Proposed Medium-Term Solution:
Incentivize Montana’s FQHC’s to further develop integrated mental health treatment module to provide primary health care with mental health services to better serve the needs of Montanans with serious mental illness. Montana’s FQHC’s would either (1) contract with Montana’s mental health treatment centers for psychiatric and mental health therapy services that will be provided in the FQHC approved sites for people with serious mental illness, or (2) hire their own psychiatrists, psychiatric nurses, and mental health therapists. All of these clients would need to receive their primary health care through the FQHC. The FQHC’s would refer all clients with serious mental illness to mental health centers for targeted case management services.

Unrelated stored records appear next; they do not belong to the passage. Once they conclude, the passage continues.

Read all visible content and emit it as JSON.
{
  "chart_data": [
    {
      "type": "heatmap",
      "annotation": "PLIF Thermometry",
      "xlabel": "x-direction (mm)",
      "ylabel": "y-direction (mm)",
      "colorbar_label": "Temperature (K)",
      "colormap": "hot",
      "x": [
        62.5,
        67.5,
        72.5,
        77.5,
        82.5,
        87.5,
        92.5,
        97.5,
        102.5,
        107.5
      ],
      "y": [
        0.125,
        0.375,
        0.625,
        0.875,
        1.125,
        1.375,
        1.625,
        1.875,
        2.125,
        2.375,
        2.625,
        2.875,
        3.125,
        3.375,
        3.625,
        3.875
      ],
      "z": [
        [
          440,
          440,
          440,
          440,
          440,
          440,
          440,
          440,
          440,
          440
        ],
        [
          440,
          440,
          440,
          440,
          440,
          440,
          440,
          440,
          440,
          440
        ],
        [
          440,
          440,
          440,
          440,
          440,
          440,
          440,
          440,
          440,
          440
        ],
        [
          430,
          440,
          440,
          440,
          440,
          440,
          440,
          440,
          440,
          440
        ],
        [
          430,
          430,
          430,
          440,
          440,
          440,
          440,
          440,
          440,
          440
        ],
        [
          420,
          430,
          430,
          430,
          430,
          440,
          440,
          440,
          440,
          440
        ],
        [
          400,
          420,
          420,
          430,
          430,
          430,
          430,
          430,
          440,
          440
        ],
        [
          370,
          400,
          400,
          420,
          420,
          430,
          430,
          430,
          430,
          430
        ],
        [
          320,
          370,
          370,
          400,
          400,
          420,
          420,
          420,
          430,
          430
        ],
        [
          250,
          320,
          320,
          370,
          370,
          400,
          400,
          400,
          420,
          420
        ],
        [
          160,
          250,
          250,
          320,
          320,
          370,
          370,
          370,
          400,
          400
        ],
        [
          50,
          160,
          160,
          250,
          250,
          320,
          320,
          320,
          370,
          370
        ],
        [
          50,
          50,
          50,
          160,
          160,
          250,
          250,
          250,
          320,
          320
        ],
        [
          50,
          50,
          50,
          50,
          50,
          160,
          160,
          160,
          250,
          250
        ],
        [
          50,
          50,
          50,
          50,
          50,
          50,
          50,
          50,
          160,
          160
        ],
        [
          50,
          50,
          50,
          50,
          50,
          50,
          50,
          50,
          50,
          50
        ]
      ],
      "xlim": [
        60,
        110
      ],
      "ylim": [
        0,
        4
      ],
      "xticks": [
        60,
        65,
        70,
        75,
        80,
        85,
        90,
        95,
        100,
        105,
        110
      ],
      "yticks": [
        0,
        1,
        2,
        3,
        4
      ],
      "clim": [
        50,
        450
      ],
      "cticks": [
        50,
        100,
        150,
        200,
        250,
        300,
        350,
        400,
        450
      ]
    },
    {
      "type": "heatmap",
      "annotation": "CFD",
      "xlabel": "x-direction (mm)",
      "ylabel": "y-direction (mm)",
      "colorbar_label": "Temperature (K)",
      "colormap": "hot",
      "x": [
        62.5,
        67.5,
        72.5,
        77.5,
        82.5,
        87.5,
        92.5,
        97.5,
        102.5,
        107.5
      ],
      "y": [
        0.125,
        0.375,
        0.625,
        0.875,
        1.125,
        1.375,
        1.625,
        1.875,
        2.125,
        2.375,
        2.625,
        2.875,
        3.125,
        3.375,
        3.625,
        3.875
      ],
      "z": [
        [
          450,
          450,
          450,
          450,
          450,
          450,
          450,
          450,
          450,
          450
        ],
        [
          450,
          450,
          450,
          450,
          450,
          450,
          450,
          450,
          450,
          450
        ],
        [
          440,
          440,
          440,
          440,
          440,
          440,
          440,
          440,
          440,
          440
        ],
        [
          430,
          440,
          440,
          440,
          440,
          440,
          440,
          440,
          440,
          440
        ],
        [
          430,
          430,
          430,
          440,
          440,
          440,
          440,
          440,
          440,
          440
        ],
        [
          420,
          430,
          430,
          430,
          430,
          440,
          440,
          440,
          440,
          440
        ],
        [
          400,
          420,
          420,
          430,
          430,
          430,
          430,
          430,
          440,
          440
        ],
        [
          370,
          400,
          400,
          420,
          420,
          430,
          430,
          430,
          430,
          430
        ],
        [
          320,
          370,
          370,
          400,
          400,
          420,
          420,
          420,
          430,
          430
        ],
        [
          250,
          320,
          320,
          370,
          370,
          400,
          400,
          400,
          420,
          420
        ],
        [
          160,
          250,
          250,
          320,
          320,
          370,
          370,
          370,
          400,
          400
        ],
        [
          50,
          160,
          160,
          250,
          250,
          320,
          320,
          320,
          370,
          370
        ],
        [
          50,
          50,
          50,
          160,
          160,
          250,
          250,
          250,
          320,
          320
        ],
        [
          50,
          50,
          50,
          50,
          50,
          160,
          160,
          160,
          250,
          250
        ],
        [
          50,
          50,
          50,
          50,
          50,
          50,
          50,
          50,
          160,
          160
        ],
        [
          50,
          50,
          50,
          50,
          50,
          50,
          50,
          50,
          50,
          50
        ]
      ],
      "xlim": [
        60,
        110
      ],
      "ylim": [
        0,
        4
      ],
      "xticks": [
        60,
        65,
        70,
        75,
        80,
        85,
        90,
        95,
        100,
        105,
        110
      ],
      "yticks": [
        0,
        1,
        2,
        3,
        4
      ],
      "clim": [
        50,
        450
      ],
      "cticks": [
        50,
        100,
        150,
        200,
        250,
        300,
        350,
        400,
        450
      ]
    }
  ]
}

This solution would allow full reimbursement for psychiatry and mental health therapy through the FQHC’s fee schedule. This would solve a major fiscal challenge that has not previously been able to be solved due to the structure of the mental health center’s billable rates. It would also allow for full reimbursement for targeted case management services through the mental health centers.

 
Critical Requirements and Rules:

  1. FQHC’s may provide, “Mental health services are the prevention, assessment, diagnosis,treatment/intervention, and follow-up of mental health conditions and disorders(e.g., depression, anxiety, attention deficit and disruptive behavior disorders) including care of patients with severe mental illness who have been stabilized. These services may include treatment and counseling for health center patients such as individual or group counseling/psychotherapy, cognitive-behavioral therapy or problem solving therapy, 24-hour crisis services, and case management services. Psychiatry is considered a specialty service.” (Footnote 2) (emphasis added)
  2. FQHC’s “may directly employ or contract with individual providers, may have arrangements with other organizations or may utilize volunteers.” (Footnote 3)
  3. The mental health centers will have to provide the malpractice insurance for the contracted clinicians, because the contracted clinicians will not be covered by the FQHC’s malpractice insurance. (Footnote 4)

Footnotes

(1) 42 U.S. Code § 254b(b)(2), See, https://www.law.cornell.edu/uscode/text/42/254b

(2) “Service Descriptors for Form 5A: Services Provided,” Page 19, https://bphc.hrsa.gov/programrequirements/scope/form5aservicedescriptors.pdf   

(3) U.S. Department of Health and Human Services, “Policy Information Notice 2008-01,” Page 13. https://bphc.hrsa.gov/programrequirements/pdf/pin2008-01.pdf

(4) Id. at page 13. (“For example, volunteer providers, physicians contracted under a professional corporation or employed by another corporation, as well as interns/residents/medical students not employed by the health center may be included as part of scope of project, but are not covered under FTCA. “)  

Developed and offered by:

Matt Kuntz, J.D. 
Executive Director
NAMI Montana

One Comment

  • Dawn DeVor, LCSW says:

    Thanks for this informative and well-balanced perspective. I appreciate your mentioning the contracting aspect, which in my opinion, could be much better utilized. In addition to FQHCs and community mental health centers, there are numerous therapists in private practice, such as myself, who, while we want to remain self-employed, would welcome opportunities to contract with agencies to help bridge gaps in mental health services. From my perspective, private practice therapists are a vastly under-utilized resource because, unfortunately, there are barriers and resistance to forming public/private partnerships. However, in a climate of increasing needs and decreasing funds, creative partnering could be a part of the solution.